Senator at Large Richard Kisack ’19 objected to Rong’s “Amendment to Subpoena a Club Leader,” which would grant the Senate the power to subpoena club leaders. He suggested that the Allocations Board should hold this power instead, since it funds clubs. Rong and Diaz responded that the Senate is the only branch of the Union that holds public meetings, and Diaz added that if a club “alienates someone on campus,” the club leaders should be held accountable to discover the root of the problem. The Senate voted by roll-call to pass the amendment.

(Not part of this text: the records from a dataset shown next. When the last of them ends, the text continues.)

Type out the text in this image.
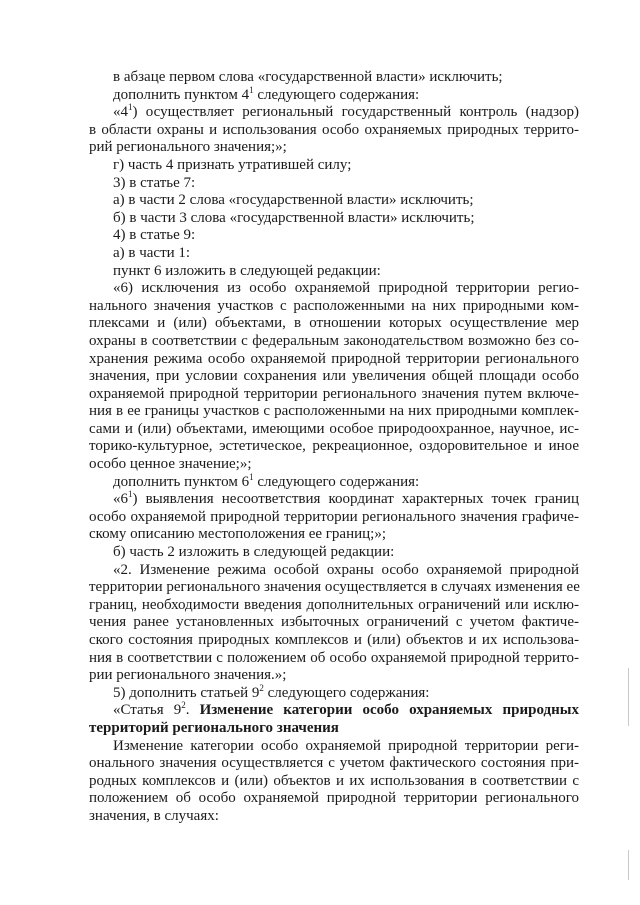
в абзаце первом слова «государственной власти» исключить;
дополнить пунктом $4^1$ следующего содержания:
«$4^1$) осуществляет региональный государственный контроль (надзор)
в области охраны и использования особо охраняемых природных террито-
рий регионального значения;»;
г) часть 4 признать утратившей силу;
3) в статье 7:
а) в части 2 слова «государственной власти» исключить;
б) в части 3 слова «государственной власти» исключить;
4) в статье 9:
а) в части 1:
пункт 6 изложить в следующей редакции:
«6) исключения из особо охраняемой природной территории регио-
нального значения участков с расположенными на них природными ком-
плексами и (или) объектами, в отношении которых осуществление мер
охраны в соответствии с федеральным законодательством возможно без со-
хранения режима особо охраняемой природной территории регионального
значения, при условии сохранения или увеличения общей площади особо
охраняемой природной территории регионального значения путем включе-
ния в ее границы участков с расположенными на них природными комплек-
сами и (или) объектами, имеющими особое природоохранное, научное, ис-
торико-культурное, эстетическое, рекреационное, оздоровительное и иное
особо ценное значение;»;
дополнить пунктом $6^1$ следующего содержания:
«$6^1$) выявления несоответствия координат характерных точек границ
особо охраняемой природной территории регионального значения графиче-
скому описанию местоположения ее границ;»;
б) часть 2 изложить в следующей редакции:
«2. Изменение режима особой охраны особо охраняемой природной
территории регионального значения осуществляется в случаях изменения ее
границ, необходимости введения дополнительных ограничений или исклю-
чения ранее установленных избыточных ограничений с учетом фактиче-
ского состояния природных комплексов и (или) объектов и их использова-
ния в соответствии с положением об особо охраняемой природной террито-
рии регионального значения.»;
5) дополнить статьей $9^2$ следующего содержания:
«Статья $9^2$. Изменение категории особо охраняемых природных
территорий регионального значения
Изменение категории особо охраняемой природной территории реги-
онального значения осуществляется с учетом фактического состояния при-
родных комплексов и (или) объектов и их использования в соответствии с
положением об особо охраняемой природной территории регионального
значения, в случаях:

Racial Minority Senator Denezia Fahie ’22 introduced a bylaw amendment to require sensitivity training for clubs putting on “controversial” events, which led the Senate into a contentious discussion about the definition of the word “controversial” and the technicalities of the training being required. This amendment was based on a “sensitive and racially inappropriate” DEIS Impact event from last year, Fahie said, and the training would be conducted by the Office of Diversity, Equity, and Inclusion.
Finkel expressed reservations about making the training a requirement because of the need to define the word “controversial,” to which Fahie and Class of 2022 Senator Nancy Zhai replied that it should be required to ensure that clubs understand the topics they discuss are “conscious.” Chapman agreed with Fahie and Zhai that the training should be required, but was concerned that there would be no system in place to define “controversial” and to ensure that the training “can’t be abused.”
The amendment was voted on by roll call. Five senators voted against the proposal: Dinlenc, Filseth, Fu, Rong and Salomon. The vote passed 10–5, by the two-thirds majority required for bylaws amendments.
Dinlenc told the Justice that during the Senate’s Executive Session, Rong was unanimously elected Executive Senator for the 2019-2020 academic year. Rong ran unopposed.
Senate meetings are held Sundays at 7 p.m. in the Shapiro Campus Center, room 313. They are open to the public.
—Editor’s Note: Jake Rong ’21, Trevor Filseth ’20 and Nancy Zhai ’22 are Justice staff members.